The American Management Association in one of its earlier studies found that a satisfied customer tells three people about a good experience while a dissatisfied one complains to eleven.
Whether a brand manager likes it or not, it has become imperative for every brand to monitor what is happening online and address user grievances as soon as possible.
So what is online reputation management?
Online Reputation Management (ORM) allows brands to showcase their entire archive of positive, informative and useful content in the online space. Company blogs and social profiles become huge information repositories for users to refer when they search for a brand online. Thus, ORM forms part of the overall promotional mix to help consumers take informed decisions related to their potential purchases. ORM stresses on tracking and controlling the perception of the brand on various social platforms and address concerns and complaints of dissatisfied consumers. This is decisive for a brand’s reputation online. The better a brand handles dissatisfied consumers, the better is its image online.
Offline marketing channels that positioned the brand earlier were instrumental in creating consumer perception which would lead to a saleable action. However, on the web, consumers play a key role in influencing brand perception. Brands have little or no control of what people say about them through their Twitter handles, on their Facebook pages or on consumer forums. ORM, thus, becomes a strong tool for managers who want to keep track of how their brand is perceived online. Maintaining an overall positivity over the internet becomes one of the primary objectives of ORM.
Beyond deleting negative comments and posts
Many companies jumped on the social media bandwagon not realising that a Facebook page or a Twitter handle is not just another marketing channel but potentially opens them up to negative criticism. Their first reaction was to hide/delete the negative comments. One cannot go more wrong. Remember, it is NOT possible to hide everything that goes online. By deleting the comment you are frustrating an already unhappy customer even more, often resulting in him posting the complaint on a forum that you have no control over.
ORM for effective brand management
A well run ORM campaign involves actively monitoring all relevant platforms using a good online brand monitoring platform.

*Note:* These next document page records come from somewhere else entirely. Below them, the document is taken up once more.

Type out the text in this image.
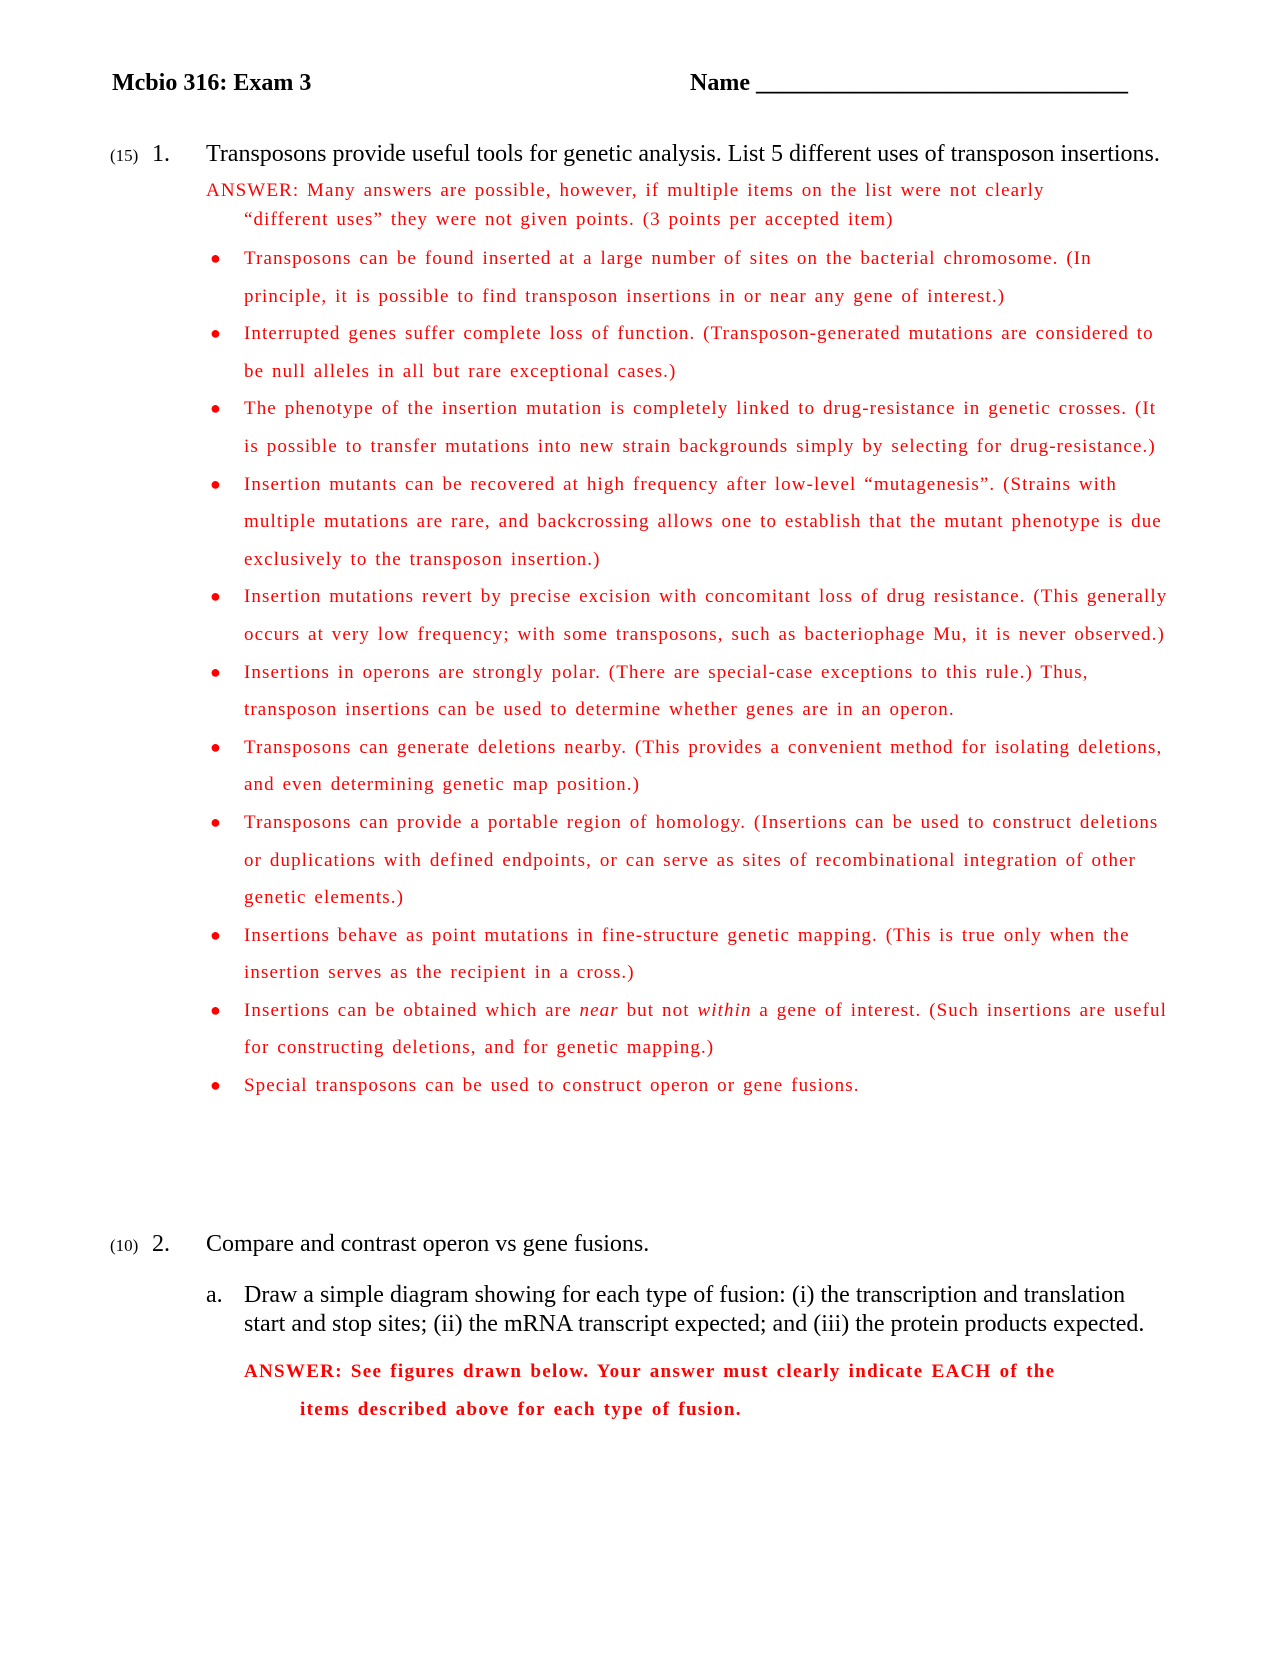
Mcbio 316: Exam 3	Name _______________________________
(15) 1.	Transposons provide useful tools for genetic analysis. List 5 different uses of transposon insertions.
ANSWER: Many answers are possible, however, if multiple items on the list were not clearly
“different uses” they were not given points. (3 points per accepted item)
● Transposons can be found inserted at a large number of sites on the bacterial chromosome. (In principle, it is possible to find transposon insertions in or near any gene of interest.)
● Interrupted genes suffer complete loss of function. (Transposon-generated mutations are considered to be null alleles in all but rare exceptional cases.)
● The phenotype of the insertion mutation is completely linked to drug-resistance in genetic crosses. (It is possible to transfer mutations into new strain backgrounds simply by selecting for drug-resistance.)
● Insertion mutants can be recovered at high frequency after low-level “mutagenesis”. (Strains with multiple mutations are rare, and backcrossing allows one to establish that the mutant phenotype is due exclusively to the transposon insertion.)
● Insertion mutations revert by precise excision with concomitant loss of drug resistance. (This generally occurs at very low frequency; with some transposons, such as bacteriophage Mu, it is never observed.)
● Insertions in operons are strongly polar. (There are special-case exceptions to this rule.) Thus, transposon insertions can be used to determine whether genes are in an operon.
● Transposons can generate deletions nearby. (This provides a convenient method for isolating deletions, and even determining genetic map position.)
● Transposons can provide a portable region of homology. (Insertions can be used to construct deletions or duplications with defined endpoints, or can serve as sites of recombinational integration of other genetic elements.)
● Insertions behave as point mutations in fine-structure genetic mapping. (This is true only when the insertion serves as the recipient in a cross.)
● Insertions can be obtained which are near but not within a gene of interest. (Such insertions are useful for constructing deletions, and for genetic mapping.)
● Special transposons can be used to construct operon or gene fusions.
(10) 2.	Compare and contrast operon vs gene fusions.
a. Draw a simple diagram showing for each type of fusion: (i) the transcription and translation start and stop sites; (ii) the mRNA transcript expected; and (iii) the protein products expected.
ANSWER: See figures drawn below. Your answer must clearly indicate EACH of the
items described above for each type of fusion.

Once a negative post/tweet/comment has been identified, the brand must try and engage the disgruntled consumer and resolve their issue proactively. As a last step, a request can be made to the customer to acknowledge, online, that his issue has been resolved satisfactorily. This will ensure that the next time someone searches for the product and sees this page, he or she at least know that the company cares for its customers.
Many companies that are ahead of the curve with regards to using the digital medium to their advantage track several metrics from their ORM campaigns to identify gaps in their service and determine the overall perceptions of their brands. For example, a big retail chain buckets the negative comments into various dimensions such as in-store experience, after sales service, product related complaints, etc. and over time identifies common trends and tried to resolve them by improving the on-ground situation. Similarly, a bank would want to track if most complaints are related to their account opening process, their call centre or to any particular branch and then liaison with appropriate teams internally to rework processes.

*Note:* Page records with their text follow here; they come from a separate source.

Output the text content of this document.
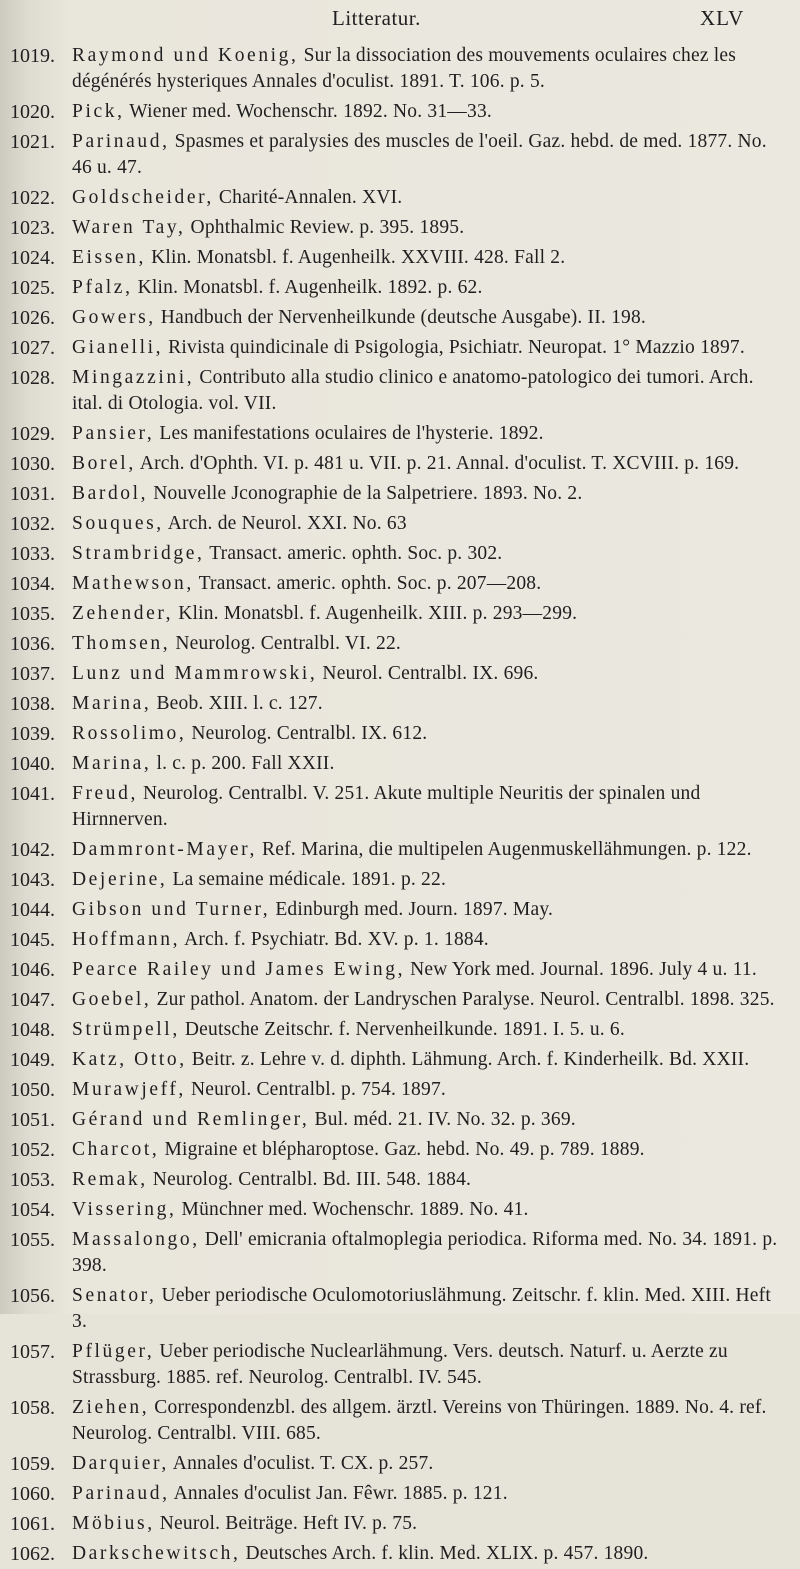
Litteratur.	XLV
1019. Raymond und Koenig, Sur la dissociation des mouvements oculaires chez les dégénérés hysteriques Annales d'oculist. 1891. T. 106. p. 5.
1020. Pick, Wiener med. Wochenschr. 1892. No. 31—33.
1021. Parinaud, Spasmes et paralysies des muscles de l'oeil. Gaz. hebd. de med. 1877. No. 46 u. 47.
1022. Goldscheider, Charité-Annalen. XVI.
1023. Waren Tay, Ophthalmic Review. p. 395. 1895.
1024. Eissen, Klin. Monatsbl. f. Augenheilk. XXVIII. 428. Fall 2.
1025. Pfalz, Klin. Monatsbl. f. Augenheilk. 1892. p. 62.
1026. Gowers, Handbuch der Nervenheilkunde (deutsche Ausgabe). II. 198.
1027. Gianelli, Rivista quindicinale di Psigologia, Psichiatr. Neuropat. 1° Mazzio 1897.
1028. Mingazzini, Contributo alla studio clinico e anatomo-patologico dei tumori. Arch. ital. di Otologia. vol. VII.
1029. Pansier, Les manifestations oculaires de l'hysterie. 1892.
1030. Borel, Arch. d'Ophth. VI. p. 481 u. VII. p. 21. Annal. d'oculist. T. XCVIII. p. 169.
1031. Bardol, Nouvelle Jconographie de la Salpetriere. 1893. No. 2.
1032. Souques, Arch. de Neurol. XXI. No. 63
1033. Strambridge, Transact. americ. ophth. Soc. p. 302.
1034. Mathewson, Transact. americ. ophth. Soc. p. 207—208.
1035. Zehender, Klin. Monatsbl. f. Augenheilk. XIII. p. 293—299.
1036. Thomsen, Neurolog. Centralbl. VI. 22.
1037. Lunz und Mammrowski, Neurol. Centralbl. IX. 696.
1038. Marina, Beob. XIII. l. c. 127.
1039. Rossolimo, Neurolog. Centralbl. IX. 612.
1040. Marina, l. c. p. 200. Fall XXII.
1041. Freud, Neurolog. Centralbl. V. 251. Akute multiple Neuritis der spinalen und Hirnnerven.
1042. Dammront-Mayer, Ref. Marina, die multipelen Augenmuskellähmungen. p. 122.
1043. Dejerine, La semaine médicale. 1891. p. 22.
1044. Gibson und Turner, Edinburgh med. Journ. 1897. May.
1045. Hoffmann, Arch. f. Psychiatr. Bd. XV. p. 1. 1884.
1046. Pearce Railey und James Ewing, New York med. Journal. 1896. July 4 u. 11.
1047. Goebel, Zur pathol. Anatom. der Landryschen Paralyse. Neurol. Centralbl. 1898. 325.
1048. Strümpell, Deutsche Zeitschr. f. Nervenheilkunde. 1891. I. 5. u. 6.
1049. Katz, Otto, Beitr. z. Lehre v. d. diphth. Lähmung. Arch. f. Kinderheilk. Bd. XXII.
1050. Murawjeff, Neurol. Centralbl. p. 754. 1897.
1051. Gérand und Remlinger, Bul. méd. 21. IV. No. 32. p. 369.
1052. Charcot, Migraine et blépharoptose. Gaz. hebd. No. 49. p. 789. 1889.
1053. Remak, Neurolog. Centralbl. Bd. III. 548. 1884.
1054. Vissering, Münchner med. Wochenschr. 1889. No. 41.
1055. Massalongo, Dell' emicrania oftalmoplegia periodica. Riforma med. No. 34. 1891. p. 398.
1056. Senator, Ueber periodische Oculomotoriuslähmung. Zeitschr. f. klin. Med. XIII. Heft 3.
1057. Pflüger, Ueber periodische Nuclearlähmung. Vers. deutsch. Naturf. u. Aerzte zu Strassburg. 1885. ref. Neurolog. Centralbl. IV. 545.
1058. Ziehen, Correspondenzbl. des allgem. ärztl. Vereins von Thüringen. 1889. No. 4. ref. Neurolog. Centralbl. VIII. 685.
1059. Darquier, Annales d'oculist. T. CX. p. 257.
1060. Parinaud, Annales d'oculist Jan. Fêwr. 1885. p. 121.
1061. Möbius, Neurol. Beiträge. Heft IV. p. 75.
1062. Darkschewitsch, Deutsches Arch. f. klin. Med. XLIX. p. 457. 1890.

Brands need to give special attention to analysing data received through ORM as it is a great form of true and honest consumer feedback. Analysing feedback gives valuable insights to consumer issues which you would have assumed to be non-existent till then. The more you listen to your consumer, the better you would be able to understand the flaws in your processes and take corrective measures, ensuring a better overall experience for your future consumers.